The assessor’s levy is currently set at $0.34 per $1,000 valuation and will raise another $0.17 effective July 1.
Conference Board member and Williamsburg Mayor Frank Murphy said he voted to raise the levy to $0.51 in order to allow new Iowa County Assessor Linda Griggs to fully staff her office.
“I believe we need to do something and I think this next year will allow Linda to look at her options,” Murphy said.
Griggs said the raise in taxes will pay for the salary of one more full-time employee and an increase in training. Griggs said she will hire a deputy assessor, a position that has not been filled in over a year. In addition, one full-time employee is retiring in two months, and Griggs said that position will be filled. In total, the assessor’s office will have a new assessor, two new employees and two employees who combined have less than three years of experience.
Griggs, who has been the acting assessor since November 2009, said after reviewing the county’s property values with Vanguard Appraisals, it was determined that the county’s property values were not in sync.
Bob Ehler, president of Vanguard Appraisals, said the purpose of a reappraisal is to equalize values to make sure every property owner is treated fairly.
“The idea is not to raise anybody’s taxes or lower anybody’s taxes. The assessor’s job is to have an accurate value on everybody’s property so they are taxed fairly,” Ehler said.
In general, he said if a re-valuation is done, one-third of the taxpayers would see a decrease, one-third would see no change and one-third would see an increase.
Ehler said the statistics show values are artificially low in Iowa County.
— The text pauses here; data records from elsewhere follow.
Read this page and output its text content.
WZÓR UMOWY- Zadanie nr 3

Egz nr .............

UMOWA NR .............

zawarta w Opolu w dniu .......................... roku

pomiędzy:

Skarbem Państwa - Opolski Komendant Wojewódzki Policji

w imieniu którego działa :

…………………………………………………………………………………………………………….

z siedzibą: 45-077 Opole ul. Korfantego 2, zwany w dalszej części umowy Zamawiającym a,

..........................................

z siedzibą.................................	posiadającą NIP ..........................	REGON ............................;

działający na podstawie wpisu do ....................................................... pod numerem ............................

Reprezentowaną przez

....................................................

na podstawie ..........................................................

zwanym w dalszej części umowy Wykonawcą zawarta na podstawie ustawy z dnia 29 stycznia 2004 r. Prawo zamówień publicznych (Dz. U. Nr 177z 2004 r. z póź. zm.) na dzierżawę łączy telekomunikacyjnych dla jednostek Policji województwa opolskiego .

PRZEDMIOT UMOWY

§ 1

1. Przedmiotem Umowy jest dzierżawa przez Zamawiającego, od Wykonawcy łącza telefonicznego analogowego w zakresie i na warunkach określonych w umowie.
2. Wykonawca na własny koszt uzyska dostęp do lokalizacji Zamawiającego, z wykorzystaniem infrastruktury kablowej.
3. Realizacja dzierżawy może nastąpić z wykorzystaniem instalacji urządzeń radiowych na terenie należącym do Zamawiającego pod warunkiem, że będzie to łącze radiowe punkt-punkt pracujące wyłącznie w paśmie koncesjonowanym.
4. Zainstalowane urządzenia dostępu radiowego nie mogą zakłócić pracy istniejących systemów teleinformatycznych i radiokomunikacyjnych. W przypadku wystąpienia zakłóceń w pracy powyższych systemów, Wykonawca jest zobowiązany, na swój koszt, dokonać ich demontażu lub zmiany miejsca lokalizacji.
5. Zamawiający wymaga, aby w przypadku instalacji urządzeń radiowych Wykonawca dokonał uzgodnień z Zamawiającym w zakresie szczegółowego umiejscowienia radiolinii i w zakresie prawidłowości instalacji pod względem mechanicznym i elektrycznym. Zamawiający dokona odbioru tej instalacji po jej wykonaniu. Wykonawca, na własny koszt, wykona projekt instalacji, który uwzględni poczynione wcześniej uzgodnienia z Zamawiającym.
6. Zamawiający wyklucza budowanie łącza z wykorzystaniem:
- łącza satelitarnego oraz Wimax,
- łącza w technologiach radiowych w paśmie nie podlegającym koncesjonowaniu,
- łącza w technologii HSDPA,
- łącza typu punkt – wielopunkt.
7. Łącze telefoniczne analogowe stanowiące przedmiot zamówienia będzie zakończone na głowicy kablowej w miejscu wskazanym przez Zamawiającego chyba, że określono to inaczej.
“This could actually hurt economic development, because if the values are too low, then your millage rate will be higher. A high millage rate is a sign of high taxes to anybody who is looking to do development,” Ehler said. “That is one of the important factors to consider. Not to raise taxes, but to have the values up where they should be so the millage rate that corresponds will be accurate.”
During the February Conference Board meeting, Griggs said it was her belief a re-valuation for residential property had never been done in Iowa County.
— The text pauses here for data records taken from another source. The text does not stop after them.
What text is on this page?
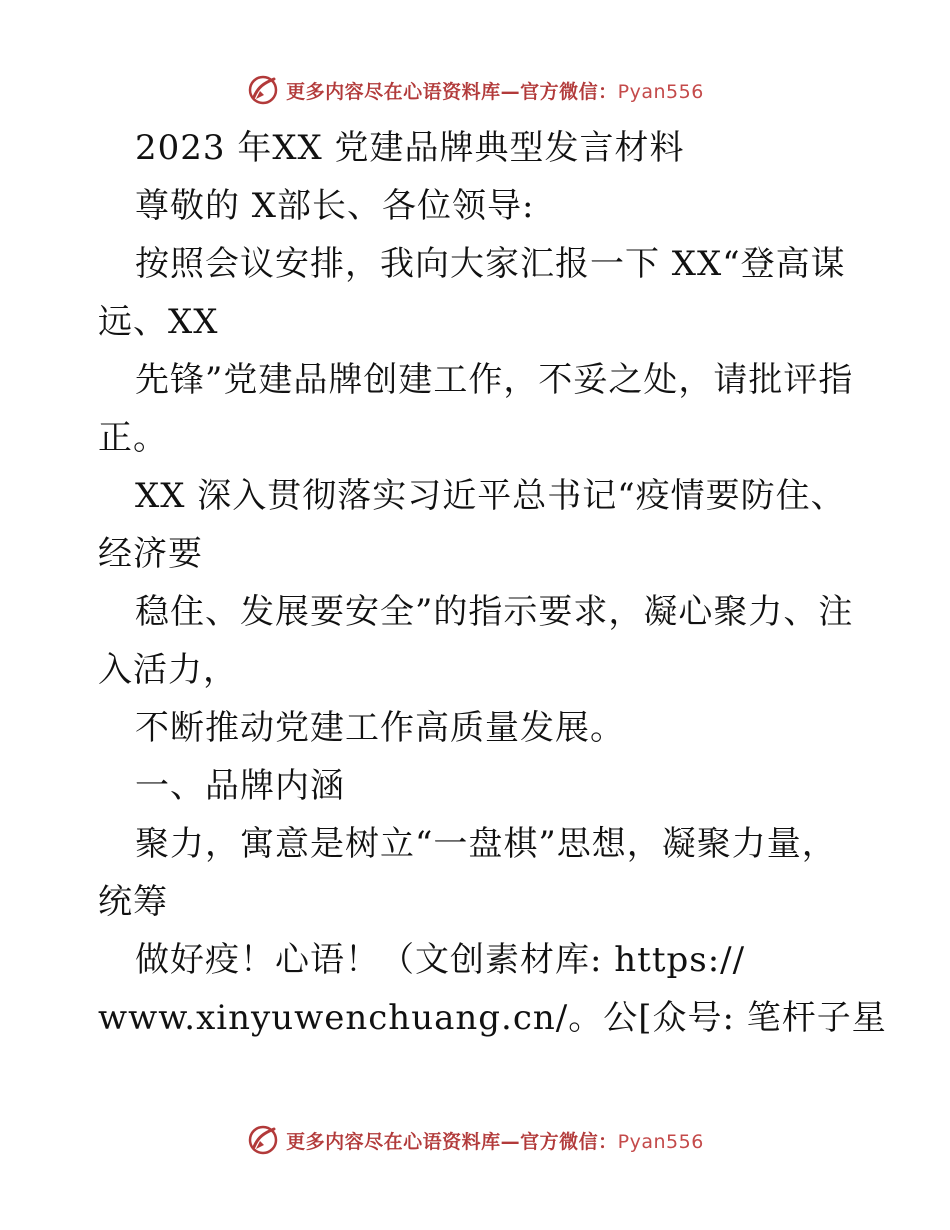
更多内容尽在心语资料库—官方微信：Pyan556
2023 年XX 党建品牌典型发言材料
尊敬的 X部长、各位领导:
按照会议安排，我向大家汇报一下 XX“登高谋
远、XX
先锋”党建品牌创建工作，不妥之处，请批评指
正。
XX 深入贯彻落实习近平总书记“疫情要防住、
经济要
稳住、发展要安全”的指示要求，凝心聚力、注
入活力，
不断推动党建工作高质量发展。
一、品牌内涵
聚力，寓意是树立“一盘棋”思想，凝聚力量，
统筹
做好疫！心语！（文创素材库: https://
www.xinyuwenchuang.cn/。公[众号: 笔杆子星
更多内容尽在心语资料库—官方微信：Pyan556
During the March 9 meeting, Jerry McKusker, a former employee in the assessor’s office, said all property in Iowa County was re-valuated between 1984 and 1987. McKusker provided property cards from that time period showing that his residential property had been re-valuated in 1985.
When it came time to vote on the assessor’s budget for FY11, none of the members of the conference board were in favor of raising the levy to $0.71 to pay for the re-valuation project. In total, eight members of the conference board voted for a levy of $0.51 and three members voted against the levy, saying they were in favor of leaving the levy at $0.34.
The Iowa County Conference board is made up of three factions: the Iowa County Supervisors, a member from each school board in the county and the mayor of each city in the county. Each faction receives one vote. Two of the three mayors present, Marengo Mayor Joe Seye and Victor Mayor Pro-tem Marla Faga voted against raising the assessor’s tax levy to $0.51.
Faga said the raise in taxes would be a hardship on a lot of people, herself included. Now is not the time to raise taxes, she said.
“I know a lot of people who have lost their jobs and have had their hours cut back. I know a lot of farmers, it would be a hardship on them,” Faga said.
Iowa County Supervisor Chair Linda Yoder also voted against raising the taxes to $0.51, even after stating at the beginning of the meeting, “You can’t run your department on 28 cents or 33 cents. No, we can’t do that.”